Initially I was wondering – what should come first – LMV  or RAID –   I know that LVM can provide also some SW mirroring of logical volumes.   Based on few articles I read it looks like creating RAID volume first  and then adding it as the physical volume to LVM and creating and volume group on it and then logical volume(s) on it  is the preferred way.
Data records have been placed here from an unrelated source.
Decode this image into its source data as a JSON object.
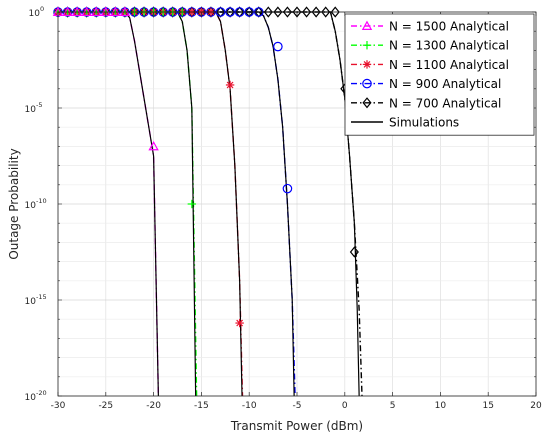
{
  "chart_data": {
    "type": "line",
    "xlabel": "Transmit Power (dBm)",
    "ylabel": "Outage Probability",
    "xlim": [
      -30,
      20
    ],
    "ylim_log10": [
      -20,
      0
    ],
    "y_scale": "log",
    "grid": true,
    "legend_position": "top-right",
    "x_ticks": [
      "-30",
      "-25",
      "-20",
      "-15",
      "-10",
      "-5",
      "0",
      "5",
      "10",
      "15",
      "20"
    ],
    "y_ticks": [
      {
        "base": "10",
        "exp": "0",
        "value": 0
      },
      {
        "base": "10",
        "exp": "-5",
        "value": -5
      },
      {
        "base": "10",
        "exp": "-10",
        "value": -10
      },
      {
        "base": "10",
        "exp": "-15",
        "value": -15
      },
      {
        "base": "10",
        "exp": "-20",
        "value": -20
      }
    ],
    "series": [
      {
        "name": "N = 1500 Analytical",
        "color": "#ff00ff",
        "marker": "triangle",
        "dash": "6,3,1.5,3",
        "curve": [
          [
            -30,
            0
          ],
          [
            -23,
            0
          ],
          [
            -22.5,
            -0.3
          ],
          [
            -22,
            -1.5
          ],
          [
            -21.5,
            -3
          ],
          [
            -21,
            -4.5
          ],
          [
            -20.5,
            -6
          ],
          [
            -20,
            -7.5
          ],
          [
            -19.5,
            -20
          ]
        ],
        "markers": [
          [
            -30,
            0
          ],
          [
            -29,
            0
          ],
          [
            -28,
            0
          ],
          [
            -27,
            0
          ],
          [
            -26,
            0
          ],
          [
            -25,
            0
          ],
          [
            -24,
            0
          ],
          [
            -23,
            0
          ],
          [
            -20,
            -7
          ]
        ]
      },
      {
        "name": "N = 1300 Analytical",
        "color": "#00ff00",
        "marker": "plus",
        "dash": "6,3,1.5,3",
        "curve": [
          [
            -30,
            0
          ],
          [
            -17.5,
            0
          ],
          [
            -17,
            -0.5
          ],
          [
            -16.5,
            -2
          ],
          [
            -16,
            -5
          ],
          [
            -15.5,
            -20
          ]
        ],
        "markers": [
          [
            -30,
            0
          ],
          [
            -29,
            0
          ],
          [
            -28,
            0
          ],
          [
            -27,
            0
          ],
          [
            -26,
            0
          ],
          [
            -25,
            0
          ],
          [
            -24,
            0
          ],
          [
            -23,
            0
          ],
          [
            -22,
            0
          ],
          [
            -21,
            0
          ],
          [
            -20,
            0
          ],
          [
            -19,
            0
          ],
          [
            -18,
            0
          ],
          [
            -17,
            0
          ],
          [
            -16,
            -10
          ]
        ]
      },
      {
        "name": "N = 1100 Analytical",
        "color": "#e8112d",
        "marker": "asterisk",
        "dash": "6,3,1.5,3",
        "curve": [
          [
            -30,
            0
          ],
          [
            -13.5,
            0
          ],
          [
            -13,
            -0.5
          ],
          [
            -12.5,
            -2
          ],
          [
            -12,
            -4
          ],
          [
            -11.5,
            -8
          ],
          [
            -11,
            -14
          ],
          [
            -10.7,
            -20
          ]
        ],
        "markers": [
          [
            -30,
            0
          ],
          [
            -29,
            0
          ],
          [
            -28,
            0
          ],
          [
            -27,
            0
          ],
          [
            -26,
            0
          ],
          [
            -25,
            0
          ],
          [
            -24,
            0
          ],
          [
            -23,
            0
          ],
          [
            -22,
            0
          ],
          [
            -21,
            0
          ],
          [
            -20,
            0
          ],
          [
            -19,
            0
          ],
          [
            -18,
            0
          ],
          [
            -17,
            0
          ],
          [
            -16,
            0
          ],
          [
            -15,
            0
          ],
          [
            -14,
            0
          ],
          [
            -12,
            -3.8
          ],
          [
            -11,
            -16.2
          ]
        ]
      },
      {
        "name": "N = 900 Analytical",
        "color": "#0000ff",
        "marker": "circle",
        "dash": "6,3,1.5,3",
        "curve": [
          [
            -30,
            0
          ],
          [
            -9,
            0
          ],
          [
            -8.5,
            -0.2
          ],
          [
            -8,
            -0.8
          ],
          [
            -7.5,
            -1.8
          ],
          [
            -7,
            -3.5
          ],
          [
            -6.5,
            -6
          ],
          [
            -6,
            -10
          ],
          [
            -5.5,
            -15
          ],
          [
            -5.2,
            -20
          ]
        ],
        "markers": [
          [
            -30,
            0
          ],
          [
            -29,
            0
          ],
          [
            -28,
            0
          ],
          [
            -27,
            0
          ],
          [
            -26,
            0
          ],
          [
            -25,
            0
          ],
          [
            -24,
            0
          ],
          [
            -23,
            0
          ],
          [
            -22,
            0
          ],
          [
            -21,
            0
          ],
          [
            -20,
            0
          ],
          [
            -19,
            0
          ],
          [
            -18,
            0
          ],
          [
            -17,
            0
          ],
          [
            -16,
            0
          ],
          [
            -15,
            0
          ],
          [
            -14,
            0
          ],
          [
            -13,
            0
          ],
          [
            -12,
            0
          ],
          [
            -11,
            0
          ],
          [
            -10,
            0
          ],
          [
            -9,
            0
          ],
          [
            -7,
            -1.8
          ],
          [
            -6,
            -9.2
          ]
        ]
      },
      {
        "name": "N = 700 Analytical",
        "color": "#000000",
        "marker": "diamond",
        "dash": "6,3,1.5,3",
        "curve": [
          [
            -30,
            0
          ],
          [
            -1.5,
            0
          ],
          [
            -1,
            -1
          ],
          [
            -0.5,
            -2.5
          ],
          [
            0,
            -4.5
          ],
          [
            0.5,
            -7.5
          ],
          [
            1,
            -11
          ],
          [
            1.5,
            -15.5
          ],
          [
            1.8,
            -20
          ]
        ],
        "markers": [
          [
            -30,
            0
          ],
          [
            -29,
            0
          ],
          [
            -28,
            0
          ],
          [
            -27,
            0
          ],
          [
            -26,
            0
          ],
          [
            -25,
            0
          ],
          [
            -24,
            0
          ],
          [
            -23,
            0
          ],
          [
            -22,
            0
          ],
          [
            -21,
            0
          ],
          [
            -20,
            0
          ],
          [
            -19,
            0
          ],
          [
            -18,
            0
          ],
          [
            -17,
            0
          ],
          [
            -16,
            0
          ],
          [
            -15,
            0
          ],
          [
            -14,
            0
          ],
          [
            -13,
            0
          ],
          [
            -12,
            0
          ],
          [
            -11,
            0
          ],
          [
            -10,
            0
          ],
          [
            -9,
            0
          ],
          [
            -8,
            0
          ],
          [
            -7,
            0
          ],
          [
            -6,
            0
          ],
          [
            -5,
            0
          ],
          [
            -4,
            0
          ],
          [
            -3,
            0
          ],
          [
            -2,
            0
          ],
          [
            -1,
            0
          ],
          [
            0,
            -4
          ],
          [
            1,
            -12.5
          ]
        ]
      },
      {
        "name": "Simulations",
        "color": "#000000",
        "marker": "none",
        "dash": "",
        "curves": [
          [
            [
              -30,
              0
            ],
            [
              -23,
              0
            ],
            [
              -22.5,
              -0.3
            ],
            [
              -22,
              -1.5
            ],
            [
              -21.5,
              -3
            ],
            [
              -21,
              -4.5
            ],
            [
              -20.5,
              -6
            ],
            [
              -20,
              -7.5
            ],
            [
              -19.5,
              -20
            ]
          ],
          [
            [
              -30,
              0
            ],
            [
              -17.5,
              0
            ],
            [
              -17,
              -0.5
            ],
            [
              -16.5,
              -2
            ],
            [
              -16,
              -5
            ],
            [
              -15.6,
              -20
            ]
          ],
          [
            [
              -30,
              0
            ],
            [
              -13.5,
              0
            ],
            [
              -13,
              -0.5
            ],
            [
              -12.5,
              -2
            ],
            [
              -12,
              -4
            ],
            [
              -11.5,
              -8
            ],
            [
              -11,
              -14
            ],
            [
              -10.75,
              -20
            ]
          ],
          [
            [
              -30,
              0
            ],
            [
              -9,
              0
            ],
            [
              -8.5,
              -0.2
            ],
            [
              -8,
              -0.8
            ],
            [
              -7.5,
              -1.8
            ],
            [
              -7,
              -3.5
            ],
            [
              -6.5,
              -6
            ],
            [
              -6,
              -10
            ],
            [
              -5.5,
              -15
            ],
            [
              -5.3,
              -20
            ]
          ],
          [
            [
              -30,
              0
            ],
            [
              -1.5,
              0
            ],
            [
              -1,
              -1
            ],
            [
              -0.5,
              -2.5
            ],
            [
              0,
              -4.5
            ],
            [
              0.5,
              -7.5
            ],
            [
              1,
              -11
            ],
            [
              1.3,
              -15.5
            ],
            [
              1.5,
              -20
            ]
          ]
        ]
      }
    ]
  }
}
Key reason for this approach is simplicity – in mdadm it’s much easier to create RAID and to maintain it, in LVM it seems to be much  more complicated.

Should raw disk (/dev/sdb) be the part of RAID or do I need to create a disk partition first (/dev/sdb1)?
This is an interesting question because we can do both – RAID can be easily set up  both ways (if this is not boot disk – this is bit different story and there partitions are required).  There has been some discussions around and I finally decided to use a partition.  Reasons for this decision were:

  • If one disk fails and I have to replace it with possibly different model, then that new disk might have slightly different size – so having a partition that is a bit smaller then total disk capacity might be an advantage in future.  I also learned that this is a good  practice in HW RAIDs – not using the whole capacity of disks to enable to replace them with slightly different models.
  • If  raw disk from my array will be inserted to other computer alone, it will not recognize any partitions on it.  In case of my partition it will at least recognize that there is a RAID partition.
  • Someone has written that during boot he gets warning that there are no partitions on the disk, if disk is raw.

How to align partition on the disk?
Modern disks have sector size 4096B (physical sector size), but in Linux logical sector size is 512B.  This means that we need to align at least on physical sector size –  meaning to 8 logical sectors multiple, however the best practice is to align to 1MiB  – e.g 2048 logical sectors.   Loosing less the 1MiB from 3T is nothing and it will assure best performance and compatibility with the system.

What filesystem?
It of course depends.  I used XFS, because I’m storing mostly media files on the disk and for this type of load XFS is considered quite fitting.

 Steps

Install mdadm and lvm:
sudo apt-get install lvm mdadm

partition disk (note that for partitions bigger then 2T we cannot use fdisk any more):
parted /dev/sdb

mklabel gpt
unit MiB
mkpart primary 1 -1
set 1 raid on
name 1 Mirror_A_1
quit

Same for /dev/sdc – just use different name for the volume “Mirror_A_2”

Now create raid volume:
sudo mdadm --create --verbose /dev/md0  --level=1 --raid-devices=2 /dev/sdb1 /dev/sdc1

and set it up so it’ll be available after reboot:
sudo sh -c "mdadm --detail --scan >> /etc/mdadm/mdadm.conf"
sudo update-initramfs -u

Now create logical volume (consuming all raid1 volume):
sudo pvcreate -v /dev/md0
sudo vgcreate -v data /dev/md0
sudo lvcreate -v -n data -l 100%FREE data

and finally create filesystem,  add entry to /etc/fstab and mount:
sudo mkfs.xfs /dev/data/data
sudo mkdir /data
add this to /etc/fstab: /dev/data/data /data xfs  auto 0 0
sudo mount /data

Future

When current disks capacity will not be enough I can add another 2 disks in RAID1 volume and add it to same logical volume and extend file system.